The fourth iteration is about the map:
- As you can see on the low-fi screen we first tested, we had information and advice on the map screen. However users saw this as unnecessary as they had viewed it on the previous screen. It felt confusing and cluttered to them
- Hence we decided to remove this from the map to facilitate readability and focus on the action to take
The fifth iteration is again about the map:
- We first tested with the screens on the left hand side and further to user testing, we found out that users wanted to know more about the route - Is it by foot? How long?
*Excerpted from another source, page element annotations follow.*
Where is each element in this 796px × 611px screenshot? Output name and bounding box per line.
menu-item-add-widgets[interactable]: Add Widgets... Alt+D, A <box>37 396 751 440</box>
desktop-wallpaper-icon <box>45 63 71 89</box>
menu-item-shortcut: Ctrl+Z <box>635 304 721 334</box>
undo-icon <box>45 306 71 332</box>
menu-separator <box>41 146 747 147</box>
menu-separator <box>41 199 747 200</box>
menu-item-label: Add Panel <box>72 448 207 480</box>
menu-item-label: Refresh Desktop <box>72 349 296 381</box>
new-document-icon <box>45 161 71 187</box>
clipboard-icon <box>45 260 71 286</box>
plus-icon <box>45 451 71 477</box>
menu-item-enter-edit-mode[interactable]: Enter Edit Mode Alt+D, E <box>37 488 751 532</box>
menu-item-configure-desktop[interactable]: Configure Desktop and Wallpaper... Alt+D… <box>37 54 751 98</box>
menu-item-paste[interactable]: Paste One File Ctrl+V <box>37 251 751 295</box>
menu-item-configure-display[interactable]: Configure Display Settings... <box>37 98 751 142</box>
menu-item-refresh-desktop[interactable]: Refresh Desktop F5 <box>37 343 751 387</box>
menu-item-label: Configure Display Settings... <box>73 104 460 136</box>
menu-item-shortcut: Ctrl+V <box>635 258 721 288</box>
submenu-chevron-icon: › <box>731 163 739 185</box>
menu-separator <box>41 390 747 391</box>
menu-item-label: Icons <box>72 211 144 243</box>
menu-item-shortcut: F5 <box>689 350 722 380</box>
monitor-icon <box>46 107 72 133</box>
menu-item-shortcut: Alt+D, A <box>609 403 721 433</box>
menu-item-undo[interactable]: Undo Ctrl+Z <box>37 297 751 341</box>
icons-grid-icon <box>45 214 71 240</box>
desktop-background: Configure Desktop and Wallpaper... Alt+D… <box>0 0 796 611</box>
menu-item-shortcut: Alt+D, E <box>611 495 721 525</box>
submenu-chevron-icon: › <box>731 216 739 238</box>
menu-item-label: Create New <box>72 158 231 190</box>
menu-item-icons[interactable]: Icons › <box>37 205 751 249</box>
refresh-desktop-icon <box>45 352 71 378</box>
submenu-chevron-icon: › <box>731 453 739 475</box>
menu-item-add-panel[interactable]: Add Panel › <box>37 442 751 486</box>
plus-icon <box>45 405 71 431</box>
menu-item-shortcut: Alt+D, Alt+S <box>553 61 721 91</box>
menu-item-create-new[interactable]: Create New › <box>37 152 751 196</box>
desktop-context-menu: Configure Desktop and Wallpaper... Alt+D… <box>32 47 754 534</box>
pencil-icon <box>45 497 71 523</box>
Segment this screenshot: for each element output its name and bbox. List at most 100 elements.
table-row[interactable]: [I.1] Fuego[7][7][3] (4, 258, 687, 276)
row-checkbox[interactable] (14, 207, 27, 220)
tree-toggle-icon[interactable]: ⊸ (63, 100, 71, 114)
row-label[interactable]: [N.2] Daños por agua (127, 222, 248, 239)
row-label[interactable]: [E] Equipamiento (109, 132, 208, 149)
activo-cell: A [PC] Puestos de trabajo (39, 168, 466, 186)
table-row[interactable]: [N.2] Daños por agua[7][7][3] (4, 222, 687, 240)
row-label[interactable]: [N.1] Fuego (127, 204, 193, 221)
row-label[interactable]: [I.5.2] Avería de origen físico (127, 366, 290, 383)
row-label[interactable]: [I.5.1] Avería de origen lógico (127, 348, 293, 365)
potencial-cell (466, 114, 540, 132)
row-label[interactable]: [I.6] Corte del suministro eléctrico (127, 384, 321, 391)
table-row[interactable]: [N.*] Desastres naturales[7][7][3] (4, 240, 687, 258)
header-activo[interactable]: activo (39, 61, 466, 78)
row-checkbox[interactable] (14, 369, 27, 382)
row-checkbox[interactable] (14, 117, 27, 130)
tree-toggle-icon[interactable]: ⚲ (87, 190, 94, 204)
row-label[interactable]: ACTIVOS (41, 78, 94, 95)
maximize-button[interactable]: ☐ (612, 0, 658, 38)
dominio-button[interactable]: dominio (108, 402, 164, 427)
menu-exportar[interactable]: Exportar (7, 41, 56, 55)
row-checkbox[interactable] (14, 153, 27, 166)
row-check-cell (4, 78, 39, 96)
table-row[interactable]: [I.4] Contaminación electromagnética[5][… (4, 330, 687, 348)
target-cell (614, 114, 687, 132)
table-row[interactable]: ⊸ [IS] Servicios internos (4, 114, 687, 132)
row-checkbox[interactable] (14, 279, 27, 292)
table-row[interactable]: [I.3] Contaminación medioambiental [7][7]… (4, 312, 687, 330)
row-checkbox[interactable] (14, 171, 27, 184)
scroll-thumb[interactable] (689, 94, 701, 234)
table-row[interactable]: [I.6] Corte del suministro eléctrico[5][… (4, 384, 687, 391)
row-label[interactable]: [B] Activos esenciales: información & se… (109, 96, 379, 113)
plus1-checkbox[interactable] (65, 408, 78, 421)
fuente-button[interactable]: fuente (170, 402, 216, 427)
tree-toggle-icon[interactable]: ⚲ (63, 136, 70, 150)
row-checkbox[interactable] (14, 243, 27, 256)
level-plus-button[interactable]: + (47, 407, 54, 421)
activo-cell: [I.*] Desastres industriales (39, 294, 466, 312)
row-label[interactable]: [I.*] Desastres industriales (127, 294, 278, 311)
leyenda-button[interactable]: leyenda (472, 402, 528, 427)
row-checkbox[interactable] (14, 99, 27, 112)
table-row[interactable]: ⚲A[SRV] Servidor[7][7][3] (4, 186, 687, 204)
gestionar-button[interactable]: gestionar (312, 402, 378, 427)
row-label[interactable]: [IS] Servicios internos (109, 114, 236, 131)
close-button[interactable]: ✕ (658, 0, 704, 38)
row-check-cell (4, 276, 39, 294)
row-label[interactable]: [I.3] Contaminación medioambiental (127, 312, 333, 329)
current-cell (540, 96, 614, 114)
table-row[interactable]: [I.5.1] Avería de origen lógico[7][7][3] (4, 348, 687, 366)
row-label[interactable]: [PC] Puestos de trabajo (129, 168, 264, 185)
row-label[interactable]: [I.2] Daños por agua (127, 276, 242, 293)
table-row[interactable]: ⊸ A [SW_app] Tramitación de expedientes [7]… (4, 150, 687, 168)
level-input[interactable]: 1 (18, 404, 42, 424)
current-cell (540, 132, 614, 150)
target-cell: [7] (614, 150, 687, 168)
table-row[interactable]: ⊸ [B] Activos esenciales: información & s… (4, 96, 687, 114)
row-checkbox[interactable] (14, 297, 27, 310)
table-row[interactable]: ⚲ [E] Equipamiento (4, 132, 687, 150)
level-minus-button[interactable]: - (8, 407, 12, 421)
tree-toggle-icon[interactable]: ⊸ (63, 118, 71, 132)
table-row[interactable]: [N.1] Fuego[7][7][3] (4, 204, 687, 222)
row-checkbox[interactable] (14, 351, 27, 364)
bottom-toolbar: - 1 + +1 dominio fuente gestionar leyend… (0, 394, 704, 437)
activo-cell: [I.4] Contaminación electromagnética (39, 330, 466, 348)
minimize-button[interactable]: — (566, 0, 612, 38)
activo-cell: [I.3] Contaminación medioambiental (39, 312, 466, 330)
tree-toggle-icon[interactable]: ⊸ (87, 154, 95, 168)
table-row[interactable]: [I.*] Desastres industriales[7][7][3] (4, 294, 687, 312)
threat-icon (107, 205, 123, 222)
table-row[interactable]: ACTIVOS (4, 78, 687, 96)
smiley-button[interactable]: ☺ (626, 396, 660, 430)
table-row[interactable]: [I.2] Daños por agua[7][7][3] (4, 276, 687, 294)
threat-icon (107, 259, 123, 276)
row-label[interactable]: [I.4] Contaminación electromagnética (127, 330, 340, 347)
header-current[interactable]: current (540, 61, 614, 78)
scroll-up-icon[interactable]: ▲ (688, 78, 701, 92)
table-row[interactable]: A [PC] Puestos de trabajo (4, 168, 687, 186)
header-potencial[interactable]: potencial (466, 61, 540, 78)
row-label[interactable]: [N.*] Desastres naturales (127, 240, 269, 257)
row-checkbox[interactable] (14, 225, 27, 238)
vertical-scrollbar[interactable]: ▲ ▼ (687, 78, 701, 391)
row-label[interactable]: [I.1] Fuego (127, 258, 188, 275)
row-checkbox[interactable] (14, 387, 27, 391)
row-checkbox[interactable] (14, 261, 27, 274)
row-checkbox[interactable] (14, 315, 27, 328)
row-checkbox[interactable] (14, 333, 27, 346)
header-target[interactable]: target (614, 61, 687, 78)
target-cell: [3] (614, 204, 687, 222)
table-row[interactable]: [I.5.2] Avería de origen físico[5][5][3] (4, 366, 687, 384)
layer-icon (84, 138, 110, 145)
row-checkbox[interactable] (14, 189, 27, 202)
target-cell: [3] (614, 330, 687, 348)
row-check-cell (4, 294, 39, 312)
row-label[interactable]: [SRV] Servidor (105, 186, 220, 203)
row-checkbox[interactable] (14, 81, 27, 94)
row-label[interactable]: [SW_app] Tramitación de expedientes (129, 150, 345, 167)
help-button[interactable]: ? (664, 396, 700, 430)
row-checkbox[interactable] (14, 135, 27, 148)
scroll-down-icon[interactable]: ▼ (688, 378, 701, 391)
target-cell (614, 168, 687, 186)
From and where to?
- Therefore we developed a new screen as you see in the middle above
The sixth iteration is about the dialogue and continuity of advice:
- So from user testing we found out that the dialogue box was not helpful and even disruptive as it was taking users away from the map
- Also there was no clear next step. “What do I do now?” We therefore added updated advice directly on the map as well as clear dialogue information advising users when they left the danger area
This iteration is about the instant messaging screen, from user testing we found out:
- First, it wasn’t clear who was talking so we introduced a coordinator’s profile image
- Navigation was not clear enough, so we incorporated colours that facilitated readability to help users understand conversations more quickly (there wasn’t enough contrast between the text and the background colour)
- We introduced ‘delivered tick’ icons and also more information on the top of the screen ‘typing’ to clearly show that this is an ‘instant messaging’ function. The tick icon is also a standard in instant messaging apps (very well understood by users)
The last iteration is all about keeping users informed at all times:
As you can see above, we originally had a news feed that would give users the most recent updates on the incident. From user testing, we found out that users also wanted to know about the activity based on their own situation and the correlation with the ongoing incident. We therefore decided to introduce a new feature: my feed.
Please click on the following link to launch the prototype: https://invis.io/TQEOKVFKE
This app is very relevant, it would have been great to have this in light of what happened in Oxford Circus last Friday (24 November 2017)
It’s very clear and obvious what’s happening and that it is important to me
Finally we produced a design specification for our client. The document included:
- Annotated wireframes
- User flows
- UI elements
- Style guide
Congratulations to you for your fine and considered work! I look forward to the next steps.Going into this sprint, I felt that because I know something of GA and what it’s about, I had pretty high expectations, but these have been very much exceeded and surpassed by your work. I feel very lucky we got selected to work with you. Mind blown! Will be in touch soon.